Tehran, Apr. 20 (CHN) - To prove Iran's ownership of the Achaemenid relief whose sale on Christie's was halted by a London's court order, a documentary film and pictures of the excavations carried out in Xerxes Palace of Persepolis in 1933 and a complete report of the archeaology team working there were submitted to the London court by the ICHTO Committee for Retrieval of Historical Artifacts.
The limestone relief which shows an Achaemenid soldier belongs to an eastern stairway of the Xerxes Palace of the Achaemenid capital of Persepolis, registered as a World Heritage Site. Christie's auctioneer of London was to accept bids for the relief on its today sale, with an estimated price of 200,000 to 300,000 pounds, but the legal complaint by the Iranian Cultural Heritage and Tourism Organization (ICHTO) urged a London court to put a halt to its presentation.
According to director of the Committee for Retrieval of Historical Artifacts, Mohammad Abdol Alipour, the documentary film, pictures, and documents of the excavations submitted to the London's court via Internet will clarify the date of the excavations which plays an important role in the case.

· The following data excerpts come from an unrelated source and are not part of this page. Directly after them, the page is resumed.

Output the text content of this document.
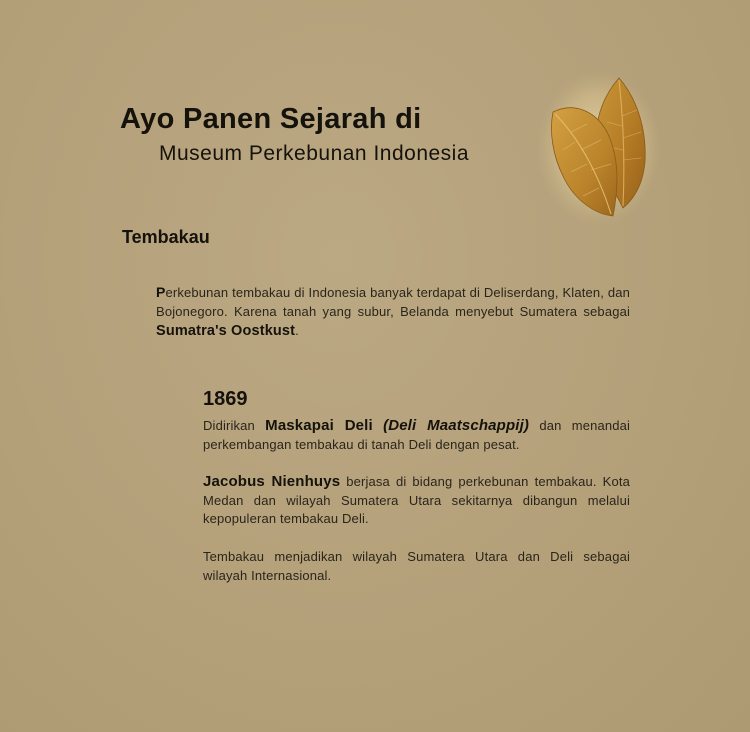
Ayo Panen Sejarah di
Museum Perkebunan Indonesia
Tembakau

Perkebunan tembakau di Indonesia banyak terdapat di Deliserdang, Klaten, dan Bojonegoro. Karena tanah yang subur, Belanda menyebut Sumatera sebagai Sumatra's Oostkust.

1869

Didirikan Maskapai Deli (Deli Maatschappij) dan menandai perkembangan tembakau di tanah Deli dengan pesat.

Jacobus Nienhuys berjasa di bidang perkebunan tembakau. Kota Medan dan wilayah Sumatera Utara sekitarnya dibangun melalui kepopuleran tembakau Deli.

Tembakau menjadikan wilayah Sumatera Utara dan Deli sebagai wilayah Internasional.
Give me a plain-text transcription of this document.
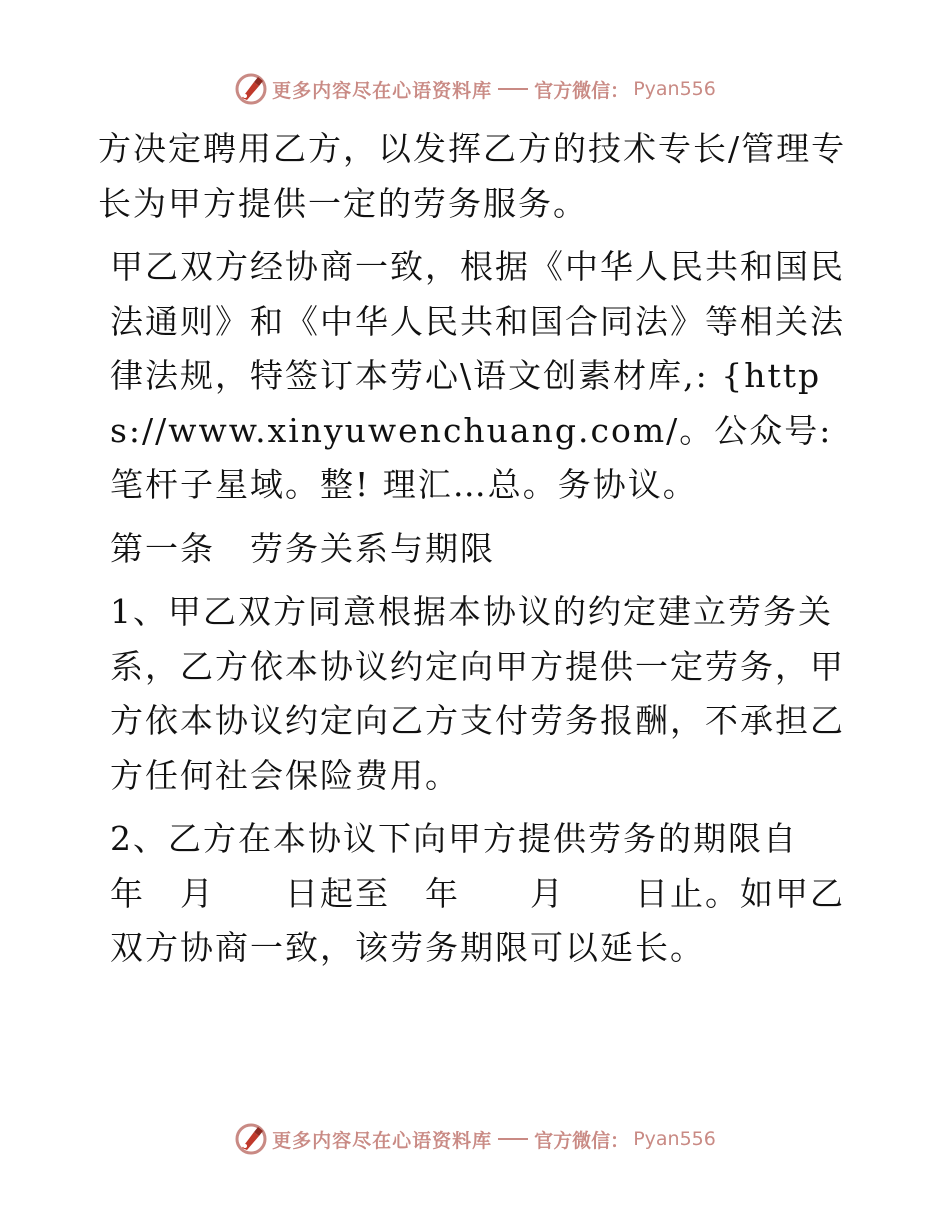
更多内容尽在心语资料库 官方微信： Pyan556

方决定聘用乙方，以发挥乙方的技术专长/管理专长为甲方提供一定的劳务服务。

甲乙双方经协商一致，根据《中华人民共和国民法通则》和《中华人民共和国合同法》等相关法律法规，特签订本劳心\语文创素材库,: {https://www.xinyuwenchuang.com/。公众号: 笔杆子星域。整! 理汇…总。务协议。

第一条　劳务关系与期限

1、甲乙双方同意根据本协议的约定建立劳务关系，乙方依本协议约定向甲方提供一定劳务，甲方依本协议约定向乙方支付劳务报酬，不承担乙方任何社会保险费用。

2、乙方在本协议下向甲方提供劳务的期限自　年　月　　日起至　年　　月　　日止。如甲乙双方协商一致，该劳务期限可以延长。

更多内容尽在心语资料库 官方微信： Pyan556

The Xerxes (Apadana) palace was not discovered until 1933, and therefore the relief fragment should have been plundered out of Iran after this date; on the other hand, based on a law passed in 1930, each and every ancietn object that is unearthed in Iran is a possession of the governement. Therefore the piece certainly is an Iranian heritage that should be returned to its homeland.
"The relief enjoys structural featues that prove its being part of the eastern stairway of Apadana, and specialized studies can easily prove the date of its being detached from its original location," explained Abdol Alipour, adding that Iran is ready to provide more documents, if asked by the London court, in the one week time that it has been provided with for the provision of necessary documents.